Sunday, March 31, 2013

Nipping my influenza in the bud . . . . . or should that be in the butt?

2002, Padova
When I took a teaching job at the English International School of Padua, Lucio had promised he would provide health insurance for my family, but he hadn’t realized just how expensive that would be. After checking into the costs, he asked me to buy travelers insurance and then reimbursed me. Since my previous plan had been to forgo insurance for the year, I was happy to take what he offered, and I shopped around to find the best coverage at a reasonable price.

The insurance had a high deductible, but we would be covered for serious illnesses or injuries. As it turned out, we never had to use it. However, I did come down with a bad case of influenza that really wiped me out. I knew some antibiotics would help me recover more quickly, so I decided to try my luck at the urgent care room in the hospital. I could have asked Lucio to accompany me, but he was a busy man and I didn’t want to bother him. My Italian was improving, and I figured that some of the hospital personnel would speak English.

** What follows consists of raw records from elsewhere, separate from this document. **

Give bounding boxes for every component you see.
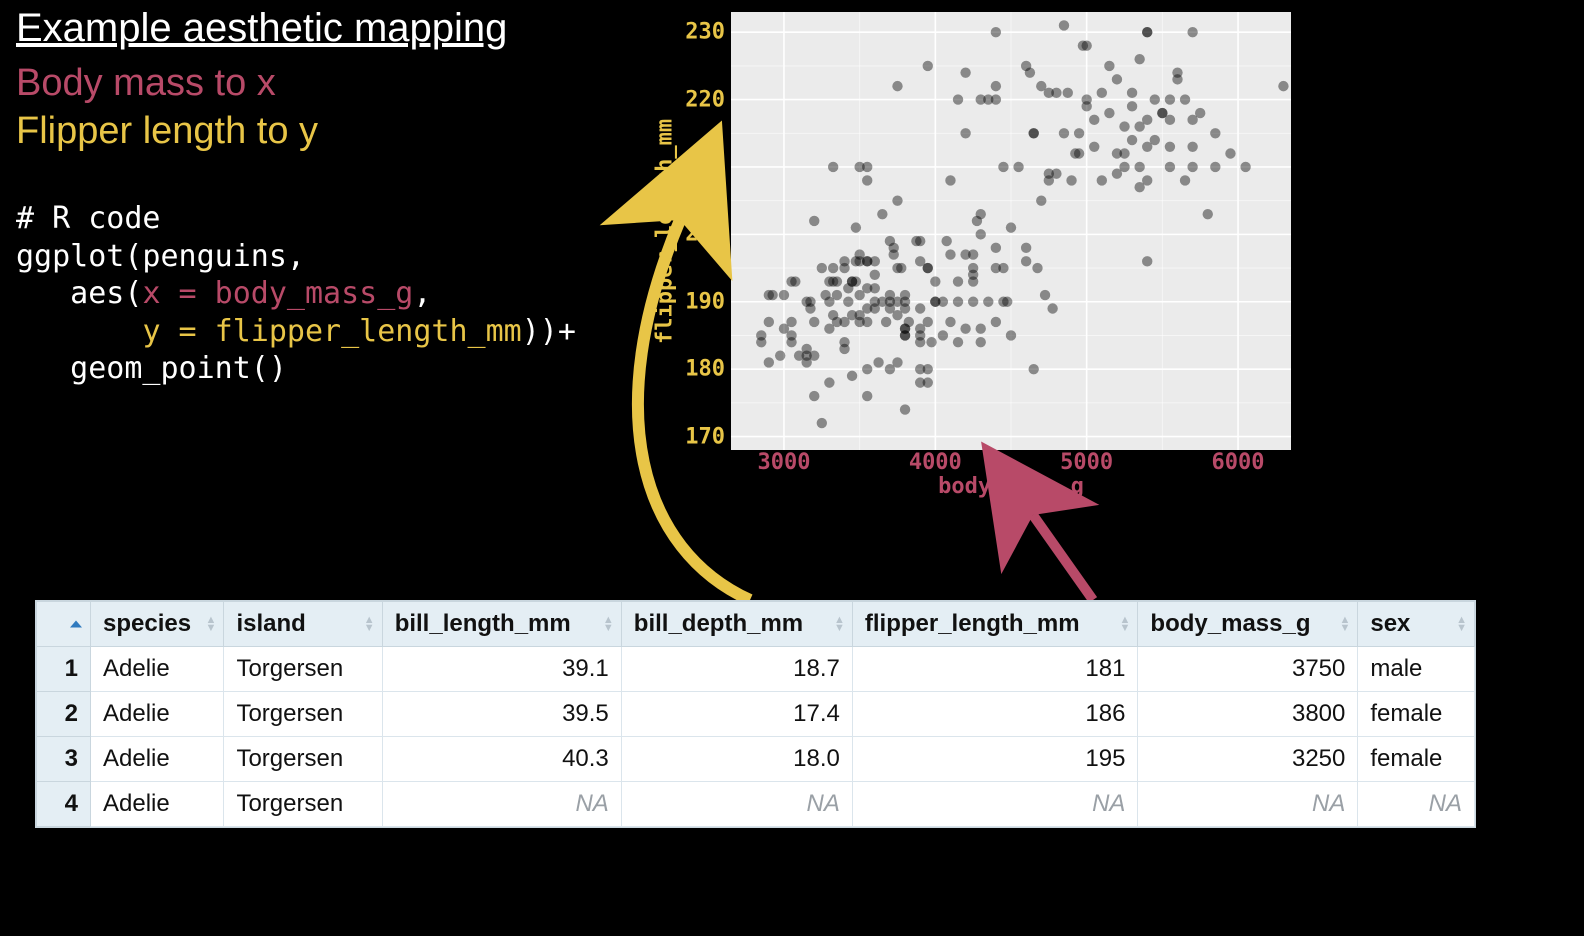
chart-x-axis-label: body_mass_g: [731, 474, 1291, 500]
scatter-chart: flipper_length_mm 170180190200210220230 …: [651, 12, 1291, 500]
code-indent: [16, 314, 142, 349]
subtitle-x-mapping: Body mass to x: [16, 62, 276, 105]
x-tick-label: 6000: [1212, 450, 1265, 475]
y-tick-label: 220: [685, 87, 725, 112]
table-cell: male: [1358, 647, 1475, 692]
table-cell: 3250: [1138, 737, 1358, 782]
table-row: 2AdelieTorgersen39.517.41863800female: [37, 692, 1475, 737]
data-table: species▲ ▼island▲ ▼bill_length_mm▲ ▼bill…: [35, 600, 1476, 828]
code-indent: aes(: [16, 276, 142, 311]
table-cell: NA: [1358, 782, 1475, 827]
table-cell: 18.0: [621, 737, 852, 782]
code-aes-y: y = flipper_length_mm: [142, 314, 521, 349]
table-cell: female: [1358, 737, 1475, 782]
y-tick-label: 190: [685, 289, 725, 314]
table-cell: Torgersen: [224, 692, 382, 737]
chart-y-ticks: 170 180 190 200 210 220 230: [681, 12, 729, 450]
y-tick-label: 200: [685, 222, 725, 247]
chart-y-axis-label: flipper_length_mm: [651, 12, 679, 450]
chart-x-ticks: 3000 4000 5000 6000: [731, 450, 1291, 474]
table-cell: Adelie: [91, 647, 224, 692]
x-tick-label: 3000: [757, 450, 810, 475]
code-aes-x: x = body_mass_g: [142, 276, 413, 311]
row-number: 3: [37, 737, 91, 782]
table-cell: NA: [382, 782, 621, 827]
row-number: 1: [37, 647, 91, 692]
table-header-species[interactable]: species▲ ▼: [91, 602, 224, 647]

I didn’t know if I would be required to pay, but that was not my foremost concern. I just wanted to be get rid of the fever and aches and get back to work. I made it through the first round of inquiries and form-filling, and within an hour I was given directions to a waiting room, which is where my language skills failed me. After nearly two hours of waiting, I realized that the original dozen patients waiting with me had all been called, and the others around me had all come after me. I checked with the receptionist and she didn’t have me on the list, so she got on the phone and determined that I had come to the wrong waiting room. So much for my improving language skills! I was escorted down a long corridor to the right place, and I was seen almost immediately. My diagnosis was the flu, and I was given a prescription to fill at the farmacia across from the hospital. I was never asked to pay for the services received at the hospital itself.

Aren't you glad this is the only picture I'm
using for this post?
When I got home and took the prescription out of the bag, another cultural difference slowly dawned on me. My medicine was not to be taken orally but rather injected into my posterior. Of course I previously had received vaccinations this way from my doctor, but I had also learned to focus my concentration elsewhere so I could receive the needle without noticing the pain. Actually sticking myself with a needle in the butt seemed an entirely different matter; how I could focus on something else while taking care to put the needle in far enough and then squeezing in the medicine? Suddenly I had a new respect for the courage of the Italian people, who apparently received their prescriptions this way routinely.

Lucy somehow knew this was going to happen. She had read something somewhere in one of the tourist books that Italians sometimes use this method of medication, but I must have skipped that chapter.

“You could have asked them for oral medicine and they would have given it to you,” she said. “You could probably go back to the pharmacy and get a new prescription filled.”

Well, too late for that now. I would probably have to pay again for the new prescription, and I didn’t like that idea. But how could I go up the pharmacist and tell her I didn’t have the courage to inject myself. What kind of aspiring Italian citizen says that? If I was going to live like an Italian, I would have to buck up and . . . ask Lucy to give me the injections.

She didn’t like that idea at all, but fortunately, she loved me so much that she did it without complaining. I gave her lots of encouragement and brave talk about how it wouldn’t hurt me at all, and I always kept talking away and managed to avoid flinching when she did the deed so she wouldn’t feel traumatized. I’m sure if I had screamed like a girl, she would have been too shell-shocked to continue the series of injections day after day, which she faithfully did, bless her loving soul. Thankfully, the medicine worked very quickly and my flu retreated rapidly. Now I can say that I can’t believe those wimpy Americans who only take their antibiotics orally, not like us manly Italians who fear no pain.